自故秦人的折辱鞭打,都是留在记忆乃至身上的伤痕。
于是从楚人进入临晋伊始,便毫无军纪可言。
他们像恶犬那样狂吠,像乌鸦一样云集,掠夺府库,践踏勋庙,将白起、司马错的灵位丢到地上,踏上一万只脚。
对待平民百姓,也口出恶言,屠杀男丁,从母亲手中抢夺孩童,从孩童身边夺走母亲,肆意凌辱少女,既不怕军规的惩罚,也再不畏惧秦律的报复。

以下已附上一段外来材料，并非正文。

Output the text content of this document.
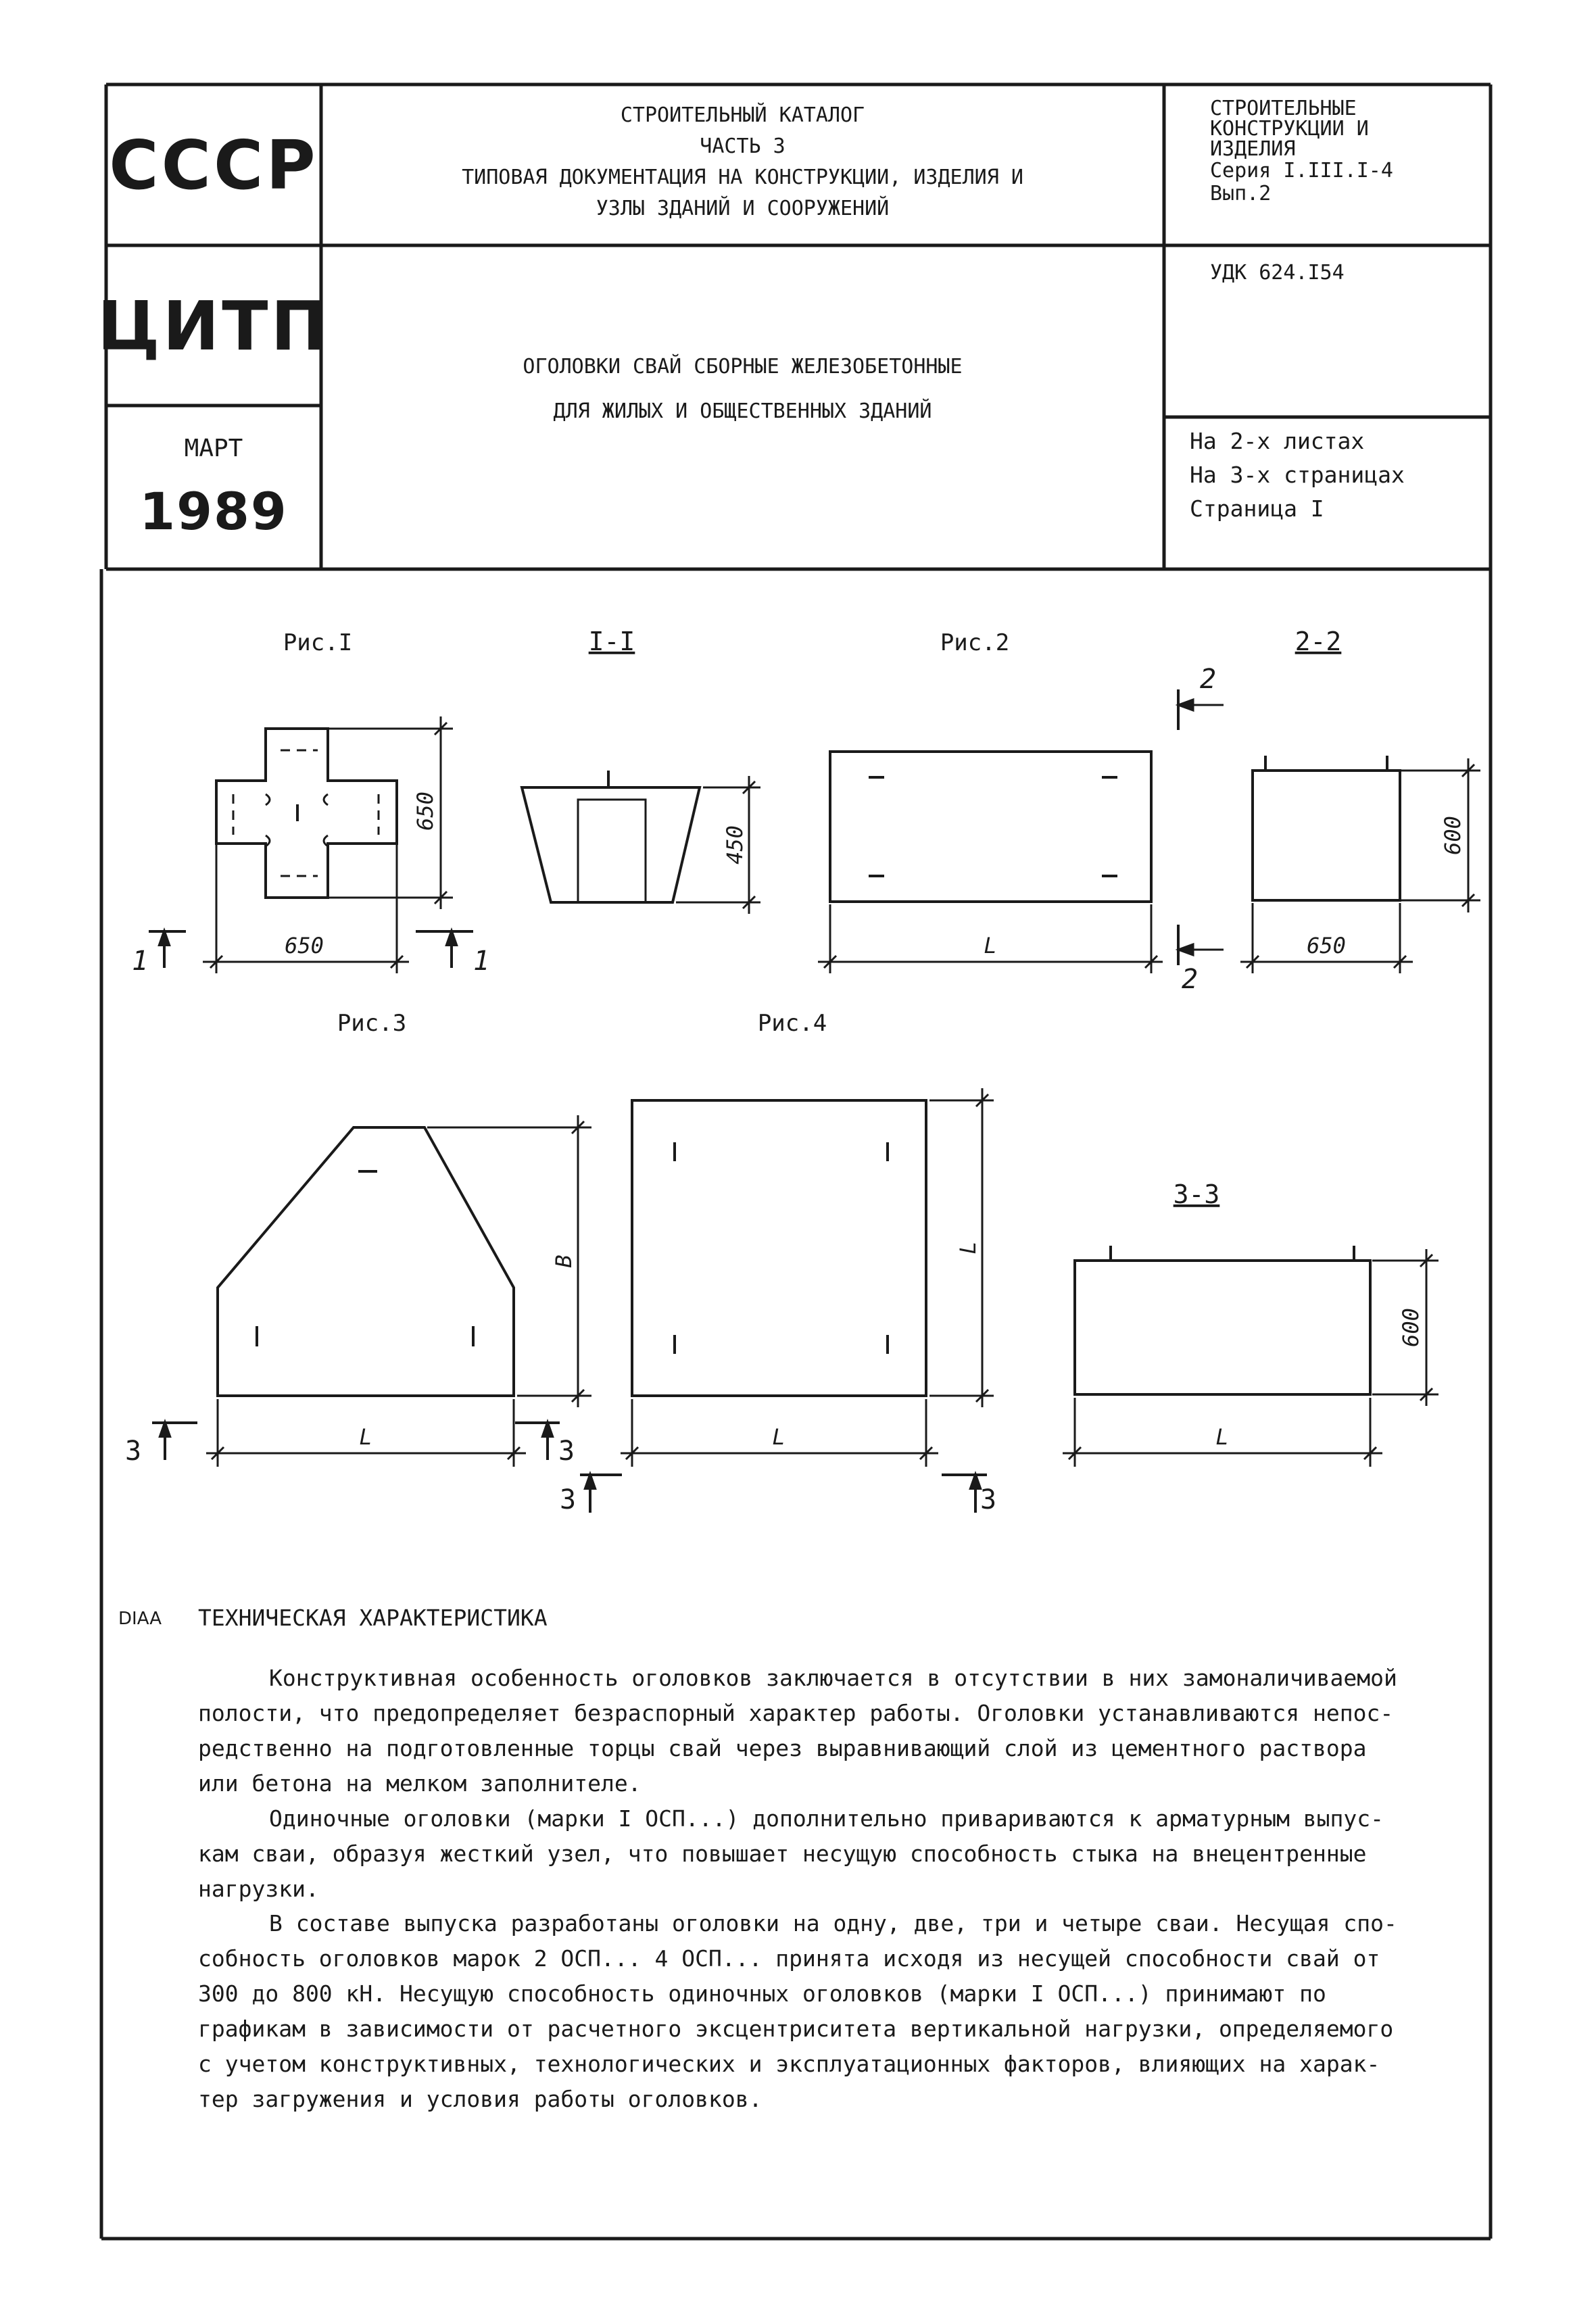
СССР
ЦИТП
МАРТ
1989
СТРОИТЕЛЬНЫЙ КАТАЛОГ
ЧАСТЬ 3
ТИПОВАЯ ДОКУМЕНТАЦИЯ НА КОНСТРУКЦИИ, ИЗДЕЛИЯ И
УЗЛЫ ЗДАНИЙ И СООРУЖЕНИЙ
СТРОИТЕЛЬНЫЕ
КОНСТРУКЦИИ И
ИЗДЕЛИЯ
Серия I.III.I-4
Вып.2
ОГОЛОВКИ СВАЙ СБОРНЫЕ ЖЕЛЕЗОБЕТОННЫЕ
ДЛЯ ЖИЛЫХ И ОБЩЕСТВЕННЫХ ЗДАНИЙ
УДК 624.I54
На 2-х листах
На 3-х страницах
Страница I
Рис.I	I-I	Рис.2	2-2
Рис.3	Рис.4
3-3
650
650
450
L
600
650
B
L
L
L
600
L
1	1
2
2
3	3
3	3
DIAA ТЕХНИЧЕСКАЯ ХАРАКТЕРИСТИКА
Конструктивная особенность оголовков заключается в отсутствии в них замоналичиваемой
полости, что предопределяет безраспорный характер работы. Оголовки устанавливаются непос-
редственно на подготовленные торцы свай через выравнивающий слой из цементного раствора
или бетона на мелком заполнителе.
Одиночные оголовки (марки I ОСП...) дополнительно привариваются к арматурным выпус-
кам сваи, образуя жесткий узел, что повышает несущую способность стыка на внецентренные
нагрузки.
В составе выпуска разработаны оголовки на одну, две, три и четыре сваи. Несущая спо-
собность оголовков марок 2 ОСП... 4 ОСП... принята исходя из несущей способности свай от
300 до 800 кН. Несущую способность одиночных оголовков (марки I ОСП...) принимают по
графикам в зависимости от расчетного эксцентриситета вертикальной нагрузки, определяемого
с учетом конструктивных, технологических и эксплуатационных факторов, влияющих на харак-
тер загружения и условия работы оголовков.
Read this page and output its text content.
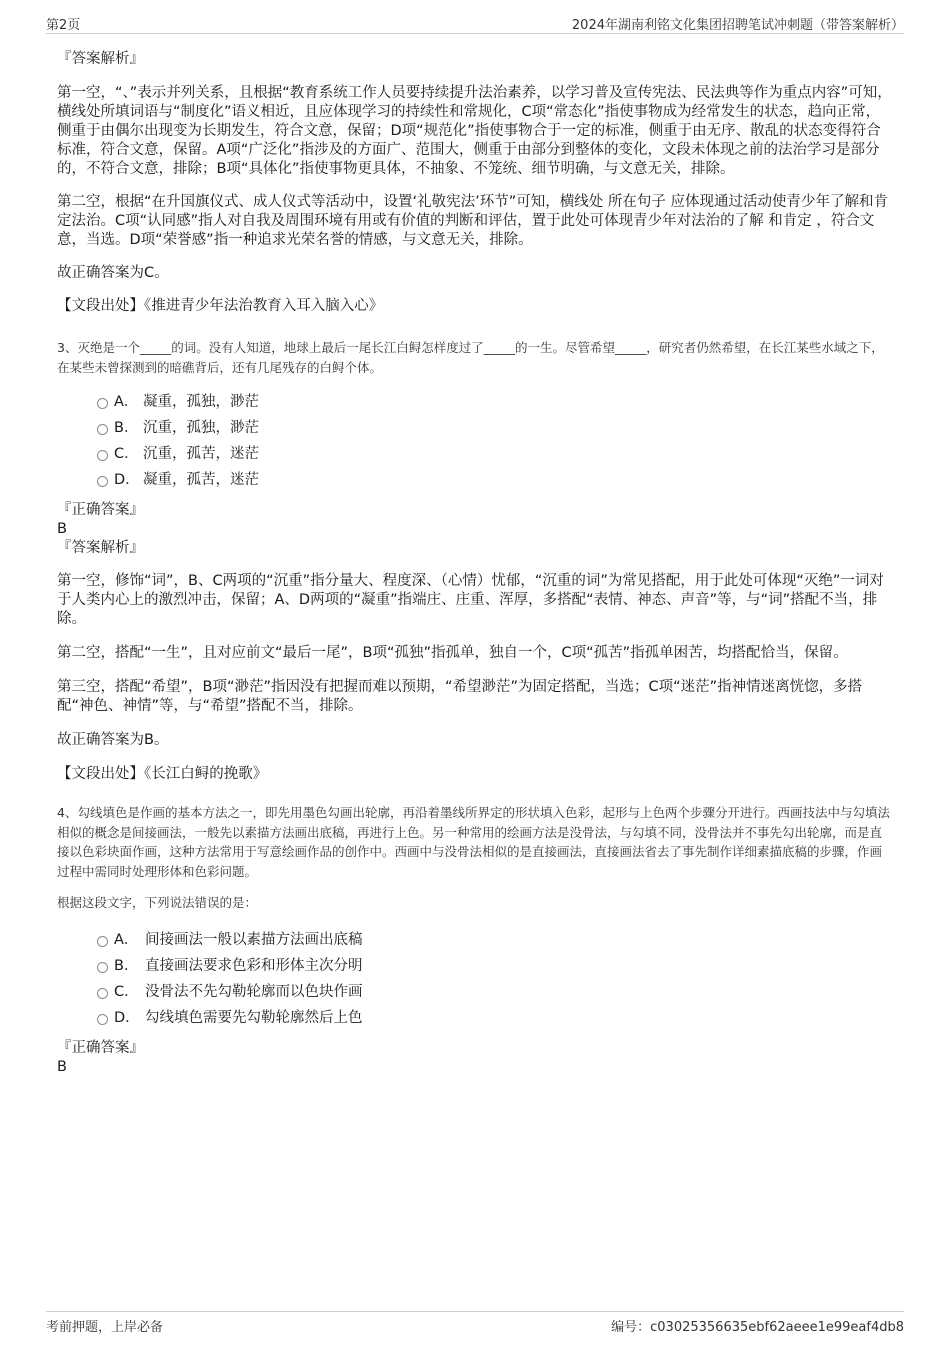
第2页	2024年湖南利铭文化集团招聘笔试冲刺题（带答案解析）

『答案解析』

第一空，“、”表示并列关系，且根据“教育系统工作人员要持续提升法治素养，以学习普及宣传宪法、民法典等作为重点内容”可知，横线处所填词语与“制度化”语义相近，且应体现学习的持续性和常规化，C项“常态化”指使事物成为经常发生的状态，趋向正常，侧重于由偶尔出现变为长期发生，符合文意，保留；D项“规范化”指使事物合于一定的标准，侧重于由无序、散乱的状态变得符合标准，符合文意，保留。A项“广泛化”指涉及的方面广、范围大，侧重于由部分到整体的变化，文段未体现之前的法治学习是部分的，不符合文意，排除；B项“具体化”指使事物更具体，不抽象、不笼统、细节明确，与文意无关，排除。

第二空，根据“在升国旗仪式、成人仪式等活动中，设置‘礼敬宪法’环节”可知，横线处 所在句子 应体现通过活动使青少年了解和肯定法治。C项“认同感”指人对自我及周围环境有用或有价值的判断和评估，置于此处可体现青少年对法治的了解 和肯定 ，符合文意，当选。D项“荣誉感”指一种追求光荣名誉的情感，与文意无关，排除。

故正确答案为C。

【文段出处】《推进青少年法治教育入耳入脑入心》

3、灭绝是一个_____的词。没有人知道，地球上最后一尾长江白鲟怎样度过了_____的一生。尽管希望_____，研究者仍然希望，在长江某些水域之下，在某些未曾探测到的暗礁背后，还有几尾残存的白鲟个体。

A． 凝重，孤独，渺茫
B． 沉重，孤独，渺茫
C． 沉重，孤苦，迷茫
D． 凝重，孤苦，迷茫

『正确答案』

B

『答案解析』

第一空，修饰“词”，B、C两项的“沉重”指分量大、程度深、（心情）忧郁，“沉重的词”为常见搭配，用于此处可体现“灭绝”一词对于人类内心上的激烈冲击，保留；A、D两项的“凝重”指端庄、庄重、浑厚，多搭配“表情、神态、声音”等，与“词”搭配不当，排除。

第二空，搭配“一生”，且对应前文“最后一尾”，B项“孤独”指孤单，独自一个，C项“孤苦”指孤单困苦，均搭配恰当，保留。

第三空，搭配“希望”，B项“渺茫”指因没有把握而难以预期，“希望渺茫”为固定搭配，当选；C项“迷茫”指神情迷离恍惚，多搭配“神色、神情”等，与“希望”搭配不当，排除。

故正确答案为B。

【文段出处】《长江白鲟的挽歌》

4、勾线填色是作画的基本方法之一，即先用墨色勾画出轮廓，再沿着墨线所界定的形状填入色彩，起形与上色两个步骤分开进行。西画技法中与勾填法相似的概念是间接画法，一般先以素描方法画出底稿，再进行上色。另一种常用的绘画方法是没骨法，与勾填不同，没骨法并不事先勾出轮廓，而是直接以色彩块面作画，这种方法常用于写意绘画作品的创作中。西画中与没骨法相似的是直接画法，直接画法省去了事先制作详细素描底稿的步骤，作画过程中需同时处理形体和色彩问题。

根据这段文字，下列说法错误的是：

A． 间接画法一般以素描方法画出底稿
B． 直接画法要求色彩和形体主次分明
C． 没骨法不先勾勒轮廓而以色块作画
D． 勾线填色需要先勾勒轮廓然后上色

『正确答案』

B

考前押题，上岸必备	编号：c03025356635ebf62aeee1e99eaf4db8
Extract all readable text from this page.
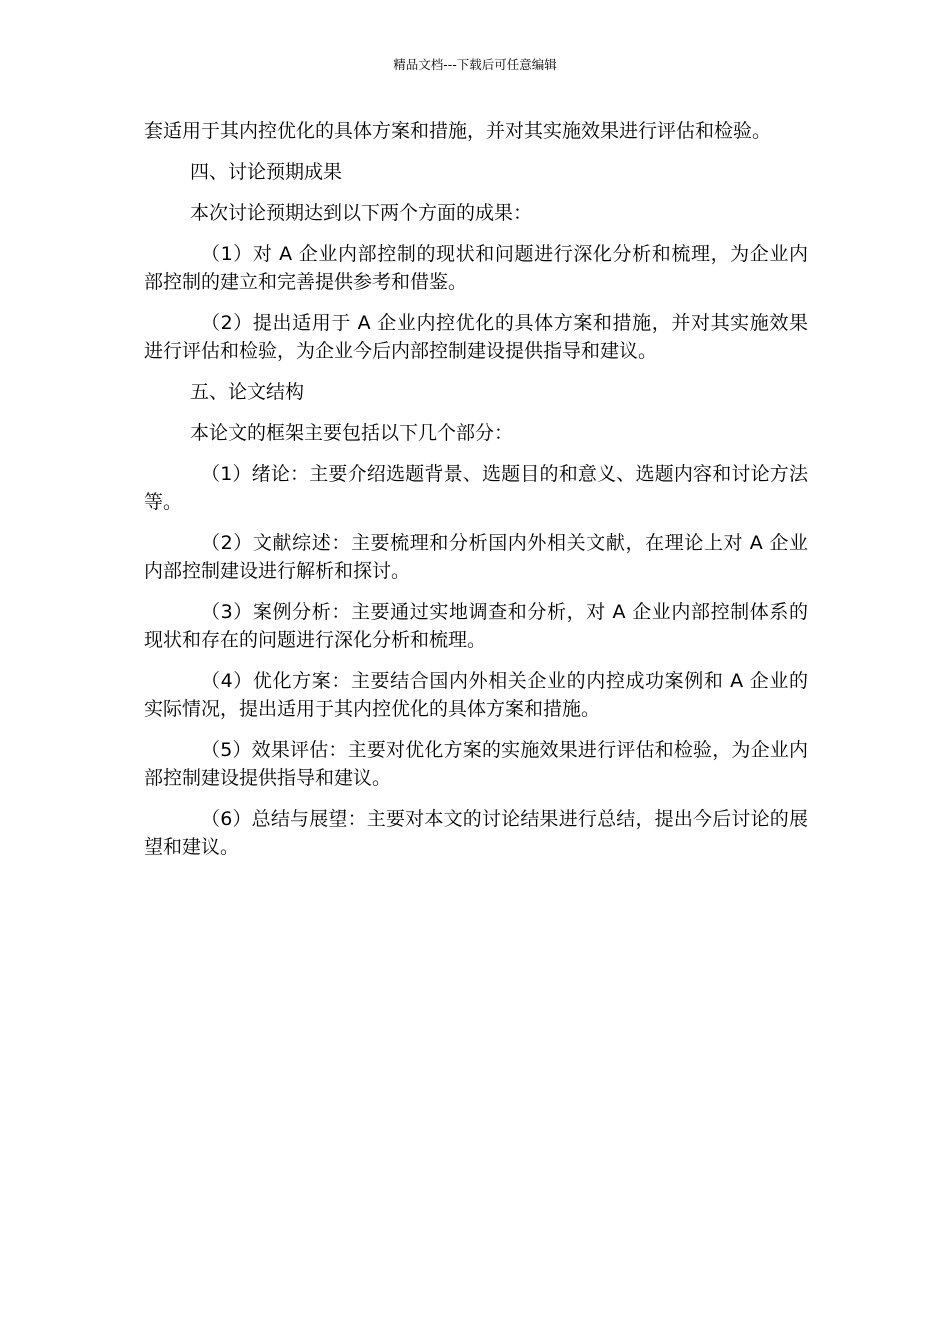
精品文档---下载后可任意编辑

套适用于其内控优化的具体方案和措施，并对其实施效果进行评估和检验。

四、讨论预期成果

本次讨论预期达到以下两个方面的成果：

（1）对 A 企业内部控制的现状和问题进行深化分析和梳理，为企业内部控制的建立和完善提供参考和借鉴。

（2）提出适用于 A 企业内控优化的具体方案和措施，并对其实施效果进行评估和检验，为企业今后内部控制建设提供指导和建议。

五、论文结构

本论文的框架主要包括以下几个部分：

（1）绪论：主要介绍选题背景、选题目的和意义、选题内容和讨论方法等。

（2）文献综述：主要梳理和分析国内外相关文献，在理论上对 A 企业内部控制建设进行解析和探讨。

（3）案例分析：主要通过实地调查和分析，对 A 企业内部控制体系的现状和存在的问题进行深化分析和梳理。

（4）优化方案：主要结合国内外相关企业的内控成功案例和 A 企业的实际情况，提出适用于其内控优化的具体方案和措施。

（5）效果评估：主要对优化方案的实施效果进行评估和检验，为企业内部控制建设提供指导和建议。

（6）总结与展望：主要对本文的讨论结果进行总结，提出今后讨论的展望和建议。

楚军毒打一切穿玄衣的秦吏,拳脚相向,恶狠狠地鞭笞他们的身体,将法冠取下来做尿壶,又砍掉脑袋,高高插在矛尖,临晋街道上血流成河,许多人像羊一样被拖去宰杀了。
不知出于何种逻辑,尽管项羽认为仲父与匈奴联合,是可笑的与禽兽为伍,但对临晋城里真正的禽兽暴行,他却是默许的态度,甚至还以为,这是正当的报复。
“昔日暴秦如何对待六国,今日六国就将如何对待暴秦!”
“报雠雪恨,以彼虎狼之道,还之彼身!”
暴行就这样在临晋,徵县、大荔等曾剧烈抵抗六国联军的城邑持续了半个月:
无论是在宽阔的大道,还是拥挤的里闾,没有秦人能够逃脱这场劫难,到处是哭喊声、泪水、哀哭和乞求声,男人痛苦的呻吟,女人们的尖叫,受害者被砍成肉泥,淫亵的行为,平民被卖为隶臣,家庭骨肉分离,贵族和德高望重的三老遭到可耻的虐待,人们哭成一团,富人被洗劫一空。
和数百里外,北伐军进入咸阳时严明的军纪,几无冒犯相比,洛水两岸,真是一边天堂,一边地狱。